Patron of his People
“Rav Elya Chaim Meisel, the rov of Lodz, would often saddle me with communal responsibilities,” he recalls. “One Friday morning, I exited my home to find a group of dozens of women—all wives of melamdim—standing at my door, having broken out in sobs. It turned out that they were all arrested by the authorities overnight for teaching children without the proper documentation. ‘Have you been to Rav Eliyahu Chaim,’ I asked them. ‘Yes, they replied. He said that you’re the only one who can help get our husbands out of prison.”
“Not a bad amount of work for a Friday...I mused.”
“I sent the women off and got to work… one by one I obtained papers for the melamdim. By the time I got them all released, the Yidden of Lodz were already eating the tzimmes on Friday night. When I reported to Rav Elya Chaim that I had been mechalel Shabbos due to this story, he said: “Chillul Shabbos is indeed an aveirah, but such an aveirah can’t be bought for any money in the world.”

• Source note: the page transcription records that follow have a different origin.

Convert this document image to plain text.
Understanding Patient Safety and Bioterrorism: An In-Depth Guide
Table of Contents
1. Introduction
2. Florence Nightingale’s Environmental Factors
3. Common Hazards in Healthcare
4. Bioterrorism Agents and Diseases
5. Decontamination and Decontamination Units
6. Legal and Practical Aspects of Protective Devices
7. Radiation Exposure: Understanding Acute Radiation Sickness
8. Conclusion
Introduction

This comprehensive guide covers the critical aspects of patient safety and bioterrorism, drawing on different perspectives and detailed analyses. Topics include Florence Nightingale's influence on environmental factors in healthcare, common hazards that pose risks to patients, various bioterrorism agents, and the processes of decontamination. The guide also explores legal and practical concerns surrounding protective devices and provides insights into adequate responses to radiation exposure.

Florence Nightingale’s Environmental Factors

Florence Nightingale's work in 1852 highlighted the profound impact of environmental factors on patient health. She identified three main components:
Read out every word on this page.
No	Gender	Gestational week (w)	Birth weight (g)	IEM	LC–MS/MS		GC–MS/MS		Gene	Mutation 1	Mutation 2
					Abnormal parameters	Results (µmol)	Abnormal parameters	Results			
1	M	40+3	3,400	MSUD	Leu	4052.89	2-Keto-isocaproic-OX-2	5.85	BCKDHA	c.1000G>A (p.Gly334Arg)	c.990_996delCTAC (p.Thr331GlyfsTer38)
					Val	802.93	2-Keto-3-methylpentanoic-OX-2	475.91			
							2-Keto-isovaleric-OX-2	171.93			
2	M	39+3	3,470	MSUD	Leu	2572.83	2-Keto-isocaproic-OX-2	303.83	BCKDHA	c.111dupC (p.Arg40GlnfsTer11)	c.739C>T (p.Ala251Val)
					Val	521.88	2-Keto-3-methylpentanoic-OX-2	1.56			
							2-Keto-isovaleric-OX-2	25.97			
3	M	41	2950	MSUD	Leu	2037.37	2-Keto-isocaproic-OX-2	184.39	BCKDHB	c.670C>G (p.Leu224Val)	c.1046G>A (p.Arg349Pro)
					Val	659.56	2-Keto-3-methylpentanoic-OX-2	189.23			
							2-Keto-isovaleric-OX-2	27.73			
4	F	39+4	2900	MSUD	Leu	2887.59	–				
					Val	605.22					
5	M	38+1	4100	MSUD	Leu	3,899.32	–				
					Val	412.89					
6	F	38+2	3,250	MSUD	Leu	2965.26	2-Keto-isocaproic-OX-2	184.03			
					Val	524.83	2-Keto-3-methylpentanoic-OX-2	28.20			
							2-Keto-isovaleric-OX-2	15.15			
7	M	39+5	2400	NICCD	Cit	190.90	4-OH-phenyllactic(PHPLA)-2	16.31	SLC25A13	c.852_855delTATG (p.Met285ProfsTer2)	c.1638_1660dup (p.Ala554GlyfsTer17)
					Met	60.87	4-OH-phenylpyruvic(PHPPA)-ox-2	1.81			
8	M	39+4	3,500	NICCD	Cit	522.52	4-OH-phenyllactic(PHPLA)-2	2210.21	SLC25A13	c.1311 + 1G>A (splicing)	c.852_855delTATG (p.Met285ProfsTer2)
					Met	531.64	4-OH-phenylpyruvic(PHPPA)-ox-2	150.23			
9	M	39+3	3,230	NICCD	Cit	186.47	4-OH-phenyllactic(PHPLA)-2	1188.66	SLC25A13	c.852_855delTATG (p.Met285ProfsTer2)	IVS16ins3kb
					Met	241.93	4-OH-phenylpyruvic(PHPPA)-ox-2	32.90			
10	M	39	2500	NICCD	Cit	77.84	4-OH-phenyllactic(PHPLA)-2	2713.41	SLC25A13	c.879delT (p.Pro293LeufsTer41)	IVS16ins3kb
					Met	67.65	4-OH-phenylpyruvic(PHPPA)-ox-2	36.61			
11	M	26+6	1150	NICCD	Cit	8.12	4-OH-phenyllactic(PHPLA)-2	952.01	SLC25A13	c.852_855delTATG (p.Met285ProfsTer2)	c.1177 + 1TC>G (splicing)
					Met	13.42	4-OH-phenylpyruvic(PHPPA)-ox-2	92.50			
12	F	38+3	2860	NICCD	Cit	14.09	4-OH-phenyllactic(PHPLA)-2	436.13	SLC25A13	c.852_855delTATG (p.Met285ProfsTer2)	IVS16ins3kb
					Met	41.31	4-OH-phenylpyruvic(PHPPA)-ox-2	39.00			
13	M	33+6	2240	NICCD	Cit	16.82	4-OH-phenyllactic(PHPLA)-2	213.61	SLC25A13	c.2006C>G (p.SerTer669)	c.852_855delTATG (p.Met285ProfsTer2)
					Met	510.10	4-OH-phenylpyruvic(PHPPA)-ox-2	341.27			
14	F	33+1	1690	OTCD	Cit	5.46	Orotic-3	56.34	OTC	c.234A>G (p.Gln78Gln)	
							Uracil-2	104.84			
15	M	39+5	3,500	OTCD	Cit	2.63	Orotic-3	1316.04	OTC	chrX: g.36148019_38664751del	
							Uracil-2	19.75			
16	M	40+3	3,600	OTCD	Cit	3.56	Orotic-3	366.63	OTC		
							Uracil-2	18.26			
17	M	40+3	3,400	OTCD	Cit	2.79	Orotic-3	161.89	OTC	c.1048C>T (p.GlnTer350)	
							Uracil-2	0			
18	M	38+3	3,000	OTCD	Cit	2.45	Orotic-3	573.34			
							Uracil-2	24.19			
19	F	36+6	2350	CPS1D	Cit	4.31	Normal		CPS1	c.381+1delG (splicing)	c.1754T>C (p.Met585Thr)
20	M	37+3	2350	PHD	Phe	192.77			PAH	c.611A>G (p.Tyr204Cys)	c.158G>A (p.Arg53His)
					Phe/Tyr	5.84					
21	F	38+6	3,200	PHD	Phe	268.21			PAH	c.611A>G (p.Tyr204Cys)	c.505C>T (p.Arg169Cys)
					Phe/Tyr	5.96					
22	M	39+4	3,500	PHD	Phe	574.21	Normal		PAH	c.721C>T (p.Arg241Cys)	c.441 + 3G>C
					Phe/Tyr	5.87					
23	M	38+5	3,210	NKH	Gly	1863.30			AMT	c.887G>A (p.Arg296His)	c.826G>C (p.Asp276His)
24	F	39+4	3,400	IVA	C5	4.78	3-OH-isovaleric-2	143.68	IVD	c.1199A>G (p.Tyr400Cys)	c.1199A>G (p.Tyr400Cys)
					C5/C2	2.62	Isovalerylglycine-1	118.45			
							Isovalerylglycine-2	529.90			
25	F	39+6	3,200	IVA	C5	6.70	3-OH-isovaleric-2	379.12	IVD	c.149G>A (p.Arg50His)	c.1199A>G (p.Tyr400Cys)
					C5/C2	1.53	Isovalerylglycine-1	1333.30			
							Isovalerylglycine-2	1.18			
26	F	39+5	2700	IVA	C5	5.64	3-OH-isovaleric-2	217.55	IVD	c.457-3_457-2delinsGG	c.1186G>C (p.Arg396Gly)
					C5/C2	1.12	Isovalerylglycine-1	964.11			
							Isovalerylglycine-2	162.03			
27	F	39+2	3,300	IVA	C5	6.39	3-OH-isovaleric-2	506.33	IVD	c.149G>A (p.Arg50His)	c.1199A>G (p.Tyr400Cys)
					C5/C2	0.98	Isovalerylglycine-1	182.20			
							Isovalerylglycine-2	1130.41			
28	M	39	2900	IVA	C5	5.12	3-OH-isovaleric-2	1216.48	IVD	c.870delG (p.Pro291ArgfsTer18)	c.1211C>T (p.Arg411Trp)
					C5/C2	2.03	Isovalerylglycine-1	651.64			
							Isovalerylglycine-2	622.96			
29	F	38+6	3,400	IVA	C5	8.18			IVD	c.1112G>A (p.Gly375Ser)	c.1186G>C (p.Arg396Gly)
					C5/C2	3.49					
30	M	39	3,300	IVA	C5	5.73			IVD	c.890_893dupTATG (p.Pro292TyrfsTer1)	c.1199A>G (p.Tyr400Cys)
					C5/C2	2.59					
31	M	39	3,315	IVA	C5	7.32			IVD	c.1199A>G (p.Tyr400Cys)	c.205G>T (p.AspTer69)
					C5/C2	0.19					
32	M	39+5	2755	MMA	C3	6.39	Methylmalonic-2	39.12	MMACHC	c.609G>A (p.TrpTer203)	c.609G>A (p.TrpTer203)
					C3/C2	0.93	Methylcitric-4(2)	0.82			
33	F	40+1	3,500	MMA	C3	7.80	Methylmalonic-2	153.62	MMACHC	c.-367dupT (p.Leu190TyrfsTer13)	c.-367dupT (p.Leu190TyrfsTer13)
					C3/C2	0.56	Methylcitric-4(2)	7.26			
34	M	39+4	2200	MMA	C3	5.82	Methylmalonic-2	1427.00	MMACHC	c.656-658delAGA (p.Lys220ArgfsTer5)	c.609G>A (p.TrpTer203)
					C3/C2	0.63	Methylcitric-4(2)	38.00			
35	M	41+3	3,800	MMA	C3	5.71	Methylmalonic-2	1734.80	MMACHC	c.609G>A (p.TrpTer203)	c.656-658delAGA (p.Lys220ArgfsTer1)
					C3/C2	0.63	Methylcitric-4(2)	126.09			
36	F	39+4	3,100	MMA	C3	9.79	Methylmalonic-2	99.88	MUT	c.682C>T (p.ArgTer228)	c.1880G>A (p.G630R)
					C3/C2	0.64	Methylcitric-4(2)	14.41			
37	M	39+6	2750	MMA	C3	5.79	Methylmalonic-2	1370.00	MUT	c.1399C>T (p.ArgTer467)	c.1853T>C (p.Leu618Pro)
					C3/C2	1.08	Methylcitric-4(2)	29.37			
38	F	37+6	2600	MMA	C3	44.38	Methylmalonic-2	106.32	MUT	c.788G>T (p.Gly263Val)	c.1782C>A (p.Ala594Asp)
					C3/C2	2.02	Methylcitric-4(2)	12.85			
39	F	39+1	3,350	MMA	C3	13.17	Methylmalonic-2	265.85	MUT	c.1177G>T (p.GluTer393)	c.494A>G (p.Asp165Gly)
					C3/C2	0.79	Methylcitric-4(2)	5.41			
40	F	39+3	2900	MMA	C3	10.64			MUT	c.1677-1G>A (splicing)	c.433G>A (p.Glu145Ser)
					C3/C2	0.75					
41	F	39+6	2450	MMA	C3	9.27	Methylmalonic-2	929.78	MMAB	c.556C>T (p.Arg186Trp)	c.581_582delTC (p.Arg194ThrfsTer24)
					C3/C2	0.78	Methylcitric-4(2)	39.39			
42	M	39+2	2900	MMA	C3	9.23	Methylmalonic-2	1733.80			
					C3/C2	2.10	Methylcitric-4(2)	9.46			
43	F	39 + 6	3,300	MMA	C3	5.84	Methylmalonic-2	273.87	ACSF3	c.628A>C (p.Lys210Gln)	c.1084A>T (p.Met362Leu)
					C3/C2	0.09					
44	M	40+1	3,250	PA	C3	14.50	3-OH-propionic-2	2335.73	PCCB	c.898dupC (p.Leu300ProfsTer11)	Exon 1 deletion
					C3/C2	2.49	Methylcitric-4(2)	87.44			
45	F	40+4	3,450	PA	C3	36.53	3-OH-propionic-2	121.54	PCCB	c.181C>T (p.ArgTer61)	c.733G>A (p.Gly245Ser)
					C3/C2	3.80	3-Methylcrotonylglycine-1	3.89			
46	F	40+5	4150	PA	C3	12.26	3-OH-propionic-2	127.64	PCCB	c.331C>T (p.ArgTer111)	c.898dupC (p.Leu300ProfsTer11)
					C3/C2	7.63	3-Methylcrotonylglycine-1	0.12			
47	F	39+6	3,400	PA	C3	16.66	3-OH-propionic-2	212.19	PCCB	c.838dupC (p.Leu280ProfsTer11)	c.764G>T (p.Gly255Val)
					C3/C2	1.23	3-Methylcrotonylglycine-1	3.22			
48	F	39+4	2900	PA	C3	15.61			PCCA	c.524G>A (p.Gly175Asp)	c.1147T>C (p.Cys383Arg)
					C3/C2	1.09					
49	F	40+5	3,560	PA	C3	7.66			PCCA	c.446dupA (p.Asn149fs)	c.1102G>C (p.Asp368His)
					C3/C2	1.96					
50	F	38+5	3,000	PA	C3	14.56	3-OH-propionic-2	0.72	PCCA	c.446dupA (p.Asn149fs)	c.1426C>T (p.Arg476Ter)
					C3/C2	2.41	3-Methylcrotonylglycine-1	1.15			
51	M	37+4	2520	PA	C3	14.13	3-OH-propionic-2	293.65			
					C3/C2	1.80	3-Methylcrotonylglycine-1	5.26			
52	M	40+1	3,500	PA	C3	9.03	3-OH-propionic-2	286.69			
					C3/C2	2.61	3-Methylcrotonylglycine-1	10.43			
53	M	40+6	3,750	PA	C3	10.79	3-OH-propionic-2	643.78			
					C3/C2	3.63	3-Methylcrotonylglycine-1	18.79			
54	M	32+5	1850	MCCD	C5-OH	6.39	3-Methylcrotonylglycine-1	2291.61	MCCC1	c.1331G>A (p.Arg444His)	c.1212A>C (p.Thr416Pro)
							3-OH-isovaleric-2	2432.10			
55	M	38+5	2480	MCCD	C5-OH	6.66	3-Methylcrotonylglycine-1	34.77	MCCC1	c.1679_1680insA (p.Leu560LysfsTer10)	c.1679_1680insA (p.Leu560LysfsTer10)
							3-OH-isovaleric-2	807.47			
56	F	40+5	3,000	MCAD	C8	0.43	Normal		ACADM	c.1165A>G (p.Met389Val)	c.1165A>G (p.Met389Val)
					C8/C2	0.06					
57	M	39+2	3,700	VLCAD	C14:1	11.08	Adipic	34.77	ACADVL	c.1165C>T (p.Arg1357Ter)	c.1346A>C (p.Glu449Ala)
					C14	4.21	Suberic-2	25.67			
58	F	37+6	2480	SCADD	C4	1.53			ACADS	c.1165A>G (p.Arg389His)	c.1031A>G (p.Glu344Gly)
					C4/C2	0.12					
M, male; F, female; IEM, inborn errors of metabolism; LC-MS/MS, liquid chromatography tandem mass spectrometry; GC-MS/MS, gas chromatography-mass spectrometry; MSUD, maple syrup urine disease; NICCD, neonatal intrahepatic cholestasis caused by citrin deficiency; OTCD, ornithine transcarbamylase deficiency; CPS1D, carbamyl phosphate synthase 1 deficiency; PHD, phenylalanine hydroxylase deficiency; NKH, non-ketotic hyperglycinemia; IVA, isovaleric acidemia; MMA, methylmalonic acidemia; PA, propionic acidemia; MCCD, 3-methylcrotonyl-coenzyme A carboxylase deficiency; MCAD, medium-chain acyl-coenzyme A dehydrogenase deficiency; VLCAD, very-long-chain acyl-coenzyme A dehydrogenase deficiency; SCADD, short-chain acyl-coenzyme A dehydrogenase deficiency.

Reb Yitzchok continues on writing about other episodes in which he came to the aid and rescue of his fellow Yidden in Lodz.
“Once, I rode in on my horse to the Rebbe, the Yismach Yisroel of Aleksander, and I invited him to join me on a ride for some fresh air. Together with the Rebbe rode his brother, the “Tiferes Shmuel,” later the Aleksander Rebbe. I took the reins in my hand, and drove them away to a small town, two miles away, as the Rebbe’s shared stories in the back of the wagon.
Williamsburg
“And then I began planning to come to America,” Reb Yitzchok writes.
“I chanced upon him in Yeshiva Torah Vodaas, in Williamsburg, where he came to enroll his grandson” continues the narrative of Rabbi Moseson, “I was overjoyed to see how, here too, he conducts himself in the same manner as he did back home. Although he may not be as wealthy as he once was, he has not forsaken his ways of kindness and openheartedness.”
In the 1920’s, Reb Yitzchok expended many efforts on behalf of his Polish brethren to be able to obtain visas to America, writing to President Calvin Coolidge: “As the Rabbi of Congregation Ohel Yitzchok, I wish to call to your attention of your excellency the sufferings of my fellow men who seek to obtain visas at Warsaw, Poland, in order to enter the United States.” His efforts were answered by the authorities in Washington who launched an investigation into the matter.
Reb Yitzchok also recalls sponsoring Rebbe Menachem Mendel Landau of Biala to come to America, and the Rebbe resided right next doors to the Spivaks in Williamsburg. Indeed, in the Rebbe’s immigration papers, he gives the address of the “Congregation Ohel Yitzchok, president Mr. Izaak Spivak,” as his destination.
Featured here is a photograph of Reb Yitzchok sitting outside his beautiful sukkah in New York—a beautiful sukkah that he brought over from Lodz. “Rav Selmanowitz from Rodney Street, and Rav Moseson, visited me in this Sukkah back home in Lodz and recall that I had a private telephone in it.
Thus, Reb Yitzchok continued serving his fellow Yidden, even owning a special home where he housed recent immigrants.
Even back his Lodz days, Reb Yitzchok harbored a dream of alighting to Eretz Yisroel. He eventually did fulfill that dream, and was niftar there in 1946.